Re-wrote much of the NNTSC API in ampy. The main goal was to reduce the amount of duplicated code in modules for individual NNTSC collections that was better suited to a more general NNTSC API. In the process I also changed the API to only use a single "NNTSC Connection" instance rather than creating and destroying one for every AJAX request. The main benefit of this is that we don't have to ask the database about collections and streams every time we make a request now -- instead we get them once and store that info for subsequent use. This will hopefully make the graph interface feel a bit more responsive.
Updated amp-web to use the new NNTSC API in ampy. I also spent a bit of time on Friday testing the web graphs on various browsers and fixing a few of the more obvious problems. Unsurprisingly, IE 10 was the biggest source of grief.
Added a new time series type to anomaly_ts -- JitterVariance. This time series tracks the standard deviation of the latencies reported by the individual smokeping pings. Using this, I've added a new event type designed to detect when the standard deviation has moved away from being near zero, e.g. the pings have started reporting variable latency. This helps us pick up on situations where the median stays roughly the same but the variance clearly indicates some issues. It also serves as a good early indicator of upcoming Plateau or Mode events on the median latency.
Finished preparing NNTSC for packaging. Wrote an init script for the NNTSC collector and ensured that all of the subprocesses are cleaned up when the main collector process is killed. Wrote some manpages, updated the other documentation and added some licensing to NNTSC before handing it off to Brendon for packaging.
Also moved towards packaging netevmon. Again, lots of messing around with daemonisation and ensuring that the monitor can be started and stopped nicely without anyone having to manually hunt down processes.
Spent the rest of my time working on the interaction between amp-web and History.js. Only one entry is placed in the history for each visited graph now and selecting a graph from the history will actually show you the right graph. Navigating to a graph via the history will also now update the dropdown lists to match the currently viewed graph. When using click and drag to explore a graph, clicking once on the graph will return to the previous zoom level (this was already present, but only worked for exploring the detailed graph, not the summary one).
Spent most of my week working on making the various components of NNTSC and netevmon backgroundable so that they are a lot easier to run long-term. This was pretty straightforward for the C++ programs but the python scripts have been a bit trickier, especially in terms of getting the logging going to the right place.
Also fixed a few of the outstanding issues with amp-web. In particular, I fixed the problems we were having with the X-axis of the summary graph being garbled and ensured that the summary graph will always show a sensible time period based on the region shown in the detailed view.
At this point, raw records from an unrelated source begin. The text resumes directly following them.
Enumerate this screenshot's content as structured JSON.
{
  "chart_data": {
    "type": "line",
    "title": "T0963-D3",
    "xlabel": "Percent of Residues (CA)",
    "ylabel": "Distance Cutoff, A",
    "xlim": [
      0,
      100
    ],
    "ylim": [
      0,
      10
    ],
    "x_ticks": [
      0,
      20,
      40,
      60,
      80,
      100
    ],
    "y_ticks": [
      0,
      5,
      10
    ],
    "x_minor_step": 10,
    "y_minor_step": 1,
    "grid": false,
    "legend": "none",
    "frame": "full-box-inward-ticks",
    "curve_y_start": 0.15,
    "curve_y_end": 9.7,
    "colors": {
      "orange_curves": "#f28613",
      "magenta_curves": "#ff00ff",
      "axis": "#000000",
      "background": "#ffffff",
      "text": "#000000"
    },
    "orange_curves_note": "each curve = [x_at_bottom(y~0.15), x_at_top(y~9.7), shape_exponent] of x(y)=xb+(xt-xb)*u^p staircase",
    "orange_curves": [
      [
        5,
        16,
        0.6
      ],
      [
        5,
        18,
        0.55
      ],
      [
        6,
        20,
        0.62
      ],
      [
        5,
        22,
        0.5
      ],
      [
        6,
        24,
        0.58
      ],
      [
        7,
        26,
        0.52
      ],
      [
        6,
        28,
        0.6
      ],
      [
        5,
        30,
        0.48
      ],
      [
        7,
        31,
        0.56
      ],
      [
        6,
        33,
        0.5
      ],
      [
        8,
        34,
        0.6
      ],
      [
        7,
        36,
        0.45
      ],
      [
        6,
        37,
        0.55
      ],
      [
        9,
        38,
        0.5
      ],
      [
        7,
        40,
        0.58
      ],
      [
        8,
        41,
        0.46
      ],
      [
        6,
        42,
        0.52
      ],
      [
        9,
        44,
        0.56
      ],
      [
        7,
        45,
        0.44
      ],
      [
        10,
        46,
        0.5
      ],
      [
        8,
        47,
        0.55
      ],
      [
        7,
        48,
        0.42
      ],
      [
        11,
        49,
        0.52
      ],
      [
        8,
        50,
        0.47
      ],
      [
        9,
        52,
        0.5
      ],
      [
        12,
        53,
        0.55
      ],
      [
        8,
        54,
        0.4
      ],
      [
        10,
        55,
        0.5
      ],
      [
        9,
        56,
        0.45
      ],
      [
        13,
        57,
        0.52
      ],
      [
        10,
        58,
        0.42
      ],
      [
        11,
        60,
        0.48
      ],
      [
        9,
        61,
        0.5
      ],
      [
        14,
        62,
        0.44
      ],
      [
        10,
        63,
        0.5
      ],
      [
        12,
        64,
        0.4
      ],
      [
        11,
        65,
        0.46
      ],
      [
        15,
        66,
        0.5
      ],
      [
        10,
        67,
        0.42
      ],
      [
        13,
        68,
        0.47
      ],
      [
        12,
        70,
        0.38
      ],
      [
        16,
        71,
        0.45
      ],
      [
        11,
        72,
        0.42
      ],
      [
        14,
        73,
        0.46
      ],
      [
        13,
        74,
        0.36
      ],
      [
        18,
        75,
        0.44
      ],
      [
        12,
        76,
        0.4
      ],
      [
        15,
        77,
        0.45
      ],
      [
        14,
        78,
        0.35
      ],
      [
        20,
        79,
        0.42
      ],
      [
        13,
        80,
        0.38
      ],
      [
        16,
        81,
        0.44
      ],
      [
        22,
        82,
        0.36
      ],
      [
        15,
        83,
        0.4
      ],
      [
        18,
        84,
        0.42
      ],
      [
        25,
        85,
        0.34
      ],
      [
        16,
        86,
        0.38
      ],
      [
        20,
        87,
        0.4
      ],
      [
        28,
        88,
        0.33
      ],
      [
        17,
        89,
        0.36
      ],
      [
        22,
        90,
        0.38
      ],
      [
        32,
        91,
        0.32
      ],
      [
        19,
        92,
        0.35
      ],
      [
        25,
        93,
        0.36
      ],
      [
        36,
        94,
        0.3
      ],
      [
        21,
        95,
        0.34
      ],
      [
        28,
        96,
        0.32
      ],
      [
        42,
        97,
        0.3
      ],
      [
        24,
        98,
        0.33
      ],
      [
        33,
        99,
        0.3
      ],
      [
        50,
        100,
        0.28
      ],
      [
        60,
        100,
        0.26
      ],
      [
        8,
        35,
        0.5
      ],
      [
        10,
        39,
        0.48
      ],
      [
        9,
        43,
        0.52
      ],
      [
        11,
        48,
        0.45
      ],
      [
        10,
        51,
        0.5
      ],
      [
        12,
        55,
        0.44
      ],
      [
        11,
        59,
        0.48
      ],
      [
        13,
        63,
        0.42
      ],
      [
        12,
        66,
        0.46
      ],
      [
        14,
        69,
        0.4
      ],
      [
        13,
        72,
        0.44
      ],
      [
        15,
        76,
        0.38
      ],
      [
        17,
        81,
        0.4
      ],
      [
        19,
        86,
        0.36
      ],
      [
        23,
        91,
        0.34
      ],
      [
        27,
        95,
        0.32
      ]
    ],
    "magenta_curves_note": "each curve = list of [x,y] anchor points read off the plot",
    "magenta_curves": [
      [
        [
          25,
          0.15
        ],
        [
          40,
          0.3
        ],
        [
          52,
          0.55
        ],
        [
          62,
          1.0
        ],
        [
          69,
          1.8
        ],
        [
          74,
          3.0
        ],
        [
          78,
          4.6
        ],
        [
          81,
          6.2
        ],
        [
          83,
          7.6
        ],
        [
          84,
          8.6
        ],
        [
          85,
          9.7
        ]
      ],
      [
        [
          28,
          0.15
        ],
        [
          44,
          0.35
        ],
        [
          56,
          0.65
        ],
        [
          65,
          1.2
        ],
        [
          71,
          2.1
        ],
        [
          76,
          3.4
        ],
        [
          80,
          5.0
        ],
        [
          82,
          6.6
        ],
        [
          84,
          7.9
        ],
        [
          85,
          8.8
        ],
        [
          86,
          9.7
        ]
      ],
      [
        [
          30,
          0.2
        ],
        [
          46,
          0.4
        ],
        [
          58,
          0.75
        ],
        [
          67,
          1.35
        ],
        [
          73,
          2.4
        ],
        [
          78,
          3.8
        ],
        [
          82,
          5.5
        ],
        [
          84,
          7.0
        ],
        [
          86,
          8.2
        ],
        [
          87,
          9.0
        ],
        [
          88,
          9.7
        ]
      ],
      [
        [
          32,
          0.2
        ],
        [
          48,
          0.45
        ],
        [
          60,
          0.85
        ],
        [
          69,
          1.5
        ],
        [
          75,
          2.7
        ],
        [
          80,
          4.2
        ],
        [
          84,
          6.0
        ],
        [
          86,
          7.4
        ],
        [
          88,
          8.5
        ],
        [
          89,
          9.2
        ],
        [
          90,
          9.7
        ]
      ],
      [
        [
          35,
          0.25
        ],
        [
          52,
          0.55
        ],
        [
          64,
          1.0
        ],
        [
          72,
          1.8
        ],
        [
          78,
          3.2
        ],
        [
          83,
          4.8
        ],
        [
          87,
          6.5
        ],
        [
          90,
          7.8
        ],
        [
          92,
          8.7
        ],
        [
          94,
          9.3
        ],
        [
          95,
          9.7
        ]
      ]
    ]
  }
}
These changes also meant I could remove the summary timestamps from the page URL, which cleans that up quite a bit.
Finished fixing the URLs in amp-web so that they are ordered sensibly and can support NNTSC streams that are defined using more than just "source" and "target". I also changed the ordering of the timestamps in the URL so that we can specify a start and end time for the detailed graph only (sensible defaults for the summary graph are meant to be chosen in this case). This is really handy when creating URLs that link to graphs showing events.
Started looking into what needed to be done to prepare NNTSC and netevmon for packaging and a possible distribution for our friends at Lightwire. Spent a decent chunk of time writing a README that should describe exactly how to get a NNTSC instance up and running.
NNTSC and netevmon both have tracs now and I've added a series of tickets to each with the aim of getting a release ready for Lightwire by the end of the month.